I was most impressed listening and watching to the video going round of the speech that Maithri delivered at the UNP Headquarters before a UNP audience of stalwarts and rank and file. This is a genuine leader born of Lankan soil, I thought. Maithri instantly grasped his audience’ aspirations and apprehensions-which is the most important thing for a public speaker. He knew there were many doubts and suspicions and misunderstandings among the men and women of the Grand Old Party that have been long in the political drought. He effectively and dramatically pressed the button on the real crisis issue that all Lankans regardless of party affiliation do face today: In a third term, Mahinda Rajapaksa will leave no party left in the country-only a solitary dictatorship! The island is slipping fast toward the dictatorial paradigm, he warned.
Maithri beautifully reminded his audience of the great Gandhi who gave himself up for a noble cause. He reminded the audience about Nelson Mandela who languished in prison for 27 years; how he achieved his power- goal, completed his mission for South Africa, never asked for another term and handed over to another leader elected under democratic rule. The audience gave Maithri a rapturous endorsement when he said: “I am no Gandhi. I am no Nelson Mandela. But I regard the spirituality and philosophy of these personages in the highest esteem.” Maithri gave just 100 days to demolish the Executive Presidential system and restore parliamentary democracy in Sri Lanka under which every party can live and compete peacefully for the popular vote.

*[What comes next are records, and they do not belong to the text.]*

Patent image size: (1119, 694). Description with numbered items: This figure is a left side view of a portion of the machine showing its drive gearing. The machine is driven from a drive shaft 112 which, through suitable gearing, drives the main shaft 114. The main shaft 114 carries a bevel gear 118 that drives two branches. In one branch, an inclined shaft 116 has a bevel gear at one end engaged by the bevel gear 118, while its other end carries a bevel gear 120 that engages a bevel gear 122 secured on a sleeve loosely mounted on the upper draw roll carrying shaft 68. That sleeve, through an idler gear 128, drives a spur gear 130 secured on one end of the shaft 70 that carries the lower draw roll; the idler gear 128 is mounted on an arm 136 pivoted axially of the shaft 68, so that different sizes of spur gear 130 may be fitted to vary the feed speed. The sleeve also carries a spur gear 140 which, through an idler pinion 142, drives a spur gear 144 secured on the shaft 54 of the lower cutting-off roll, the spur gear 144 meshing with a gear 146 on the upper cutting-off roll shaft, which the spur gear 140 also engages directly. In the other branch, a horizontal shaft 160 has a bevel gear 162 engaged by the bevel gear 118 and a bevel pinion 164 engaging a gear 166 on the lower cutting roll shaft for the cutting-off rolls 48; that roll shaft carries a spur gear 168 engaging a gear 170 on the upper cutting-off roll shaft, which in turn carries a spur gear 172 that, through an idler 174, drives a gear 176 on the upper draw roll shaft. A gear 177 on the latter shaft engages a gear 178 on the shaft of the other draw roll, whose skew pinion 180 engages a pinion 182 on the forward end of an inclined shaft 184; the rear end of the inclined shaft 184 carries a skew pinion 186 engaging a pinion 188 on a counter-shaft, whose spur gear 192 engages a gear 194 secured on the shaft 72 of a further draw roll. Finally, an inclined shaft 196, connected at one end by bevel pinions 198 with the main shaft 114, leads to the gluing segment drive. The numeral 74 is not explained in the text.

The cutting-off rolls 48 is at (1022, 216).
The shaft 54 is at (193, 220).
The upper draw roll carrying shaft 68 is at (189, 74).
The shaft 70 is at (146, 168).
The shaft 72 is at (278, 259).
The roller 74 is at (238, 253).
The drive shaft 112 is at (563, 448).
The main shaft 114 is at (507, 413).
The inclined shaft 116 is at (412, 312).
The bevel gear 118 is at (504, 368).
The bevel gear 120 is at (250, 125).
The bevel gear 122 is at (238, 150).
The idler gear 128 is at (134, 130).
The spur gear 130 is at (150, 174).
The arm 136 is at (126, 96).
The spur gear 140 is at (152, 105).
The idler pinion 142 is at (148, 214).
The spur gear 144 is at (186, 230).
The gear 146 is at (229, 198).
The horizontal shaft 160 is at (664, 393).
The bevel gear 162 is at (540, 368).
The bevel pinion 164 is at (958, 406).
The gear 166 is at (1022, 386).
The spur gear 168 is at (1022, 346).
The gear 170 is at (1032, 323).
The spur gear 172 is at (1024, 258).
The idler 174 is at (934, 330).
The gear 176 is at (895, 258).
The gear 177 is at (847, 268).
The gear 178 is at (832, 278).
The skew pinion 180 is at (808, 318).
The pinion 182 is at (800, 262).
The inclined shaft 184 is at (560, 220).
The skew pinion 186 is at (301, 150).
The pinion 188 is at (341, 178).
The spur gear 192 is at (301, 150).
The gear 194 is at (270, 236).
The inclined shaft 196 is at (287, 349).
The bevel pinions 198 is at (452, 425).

I thought, for an ordinary farmer’s son who grew in a colonization scheme built by DS Senanayake (Maithri mentioned this) this was most amazing. I have listened to Oxford-educated politicians of Sri Lanka but the latter were no par with the understanding that Maithri exhibited. He showed considerable restraint, used the right metaphors and demonstrated a clarity of thinking that converted me into a fan. To a cognitively receptive and intelligent person political experience is adequate to impart a sophisticated level of self-education, I thought. Here is a leader with his feet firmly on the ground who does rise far above ground.
Sri Lankans must join hands to shed this path toward a dictatorial system that most unfortunately its current President has set out to inflict on the people. Sri Lankans, unlike citizens inhabiting the arenas of dictatorial establishments in countries like Africa, are an intelligent, literate, educated, freedom-loving people. Democracy has been comfortably rooted in this beautiful island. Many a time have Sri Lankans exercised their franchise to change governments. This very possibility of change acted as a check and balance on a ruling elite. It was an open society that the island possessed. Diversities had been respected and popular consent constantly sought. Information was open. Why on earth has Mahinda Rajapakse sought to lock the island in a dictatorial system? Mahinda does have a problem with his close associates and sycophants who have contributed toward a delusional personality disorder that he now suffers from. The end would be that the people will forget even the good he had done.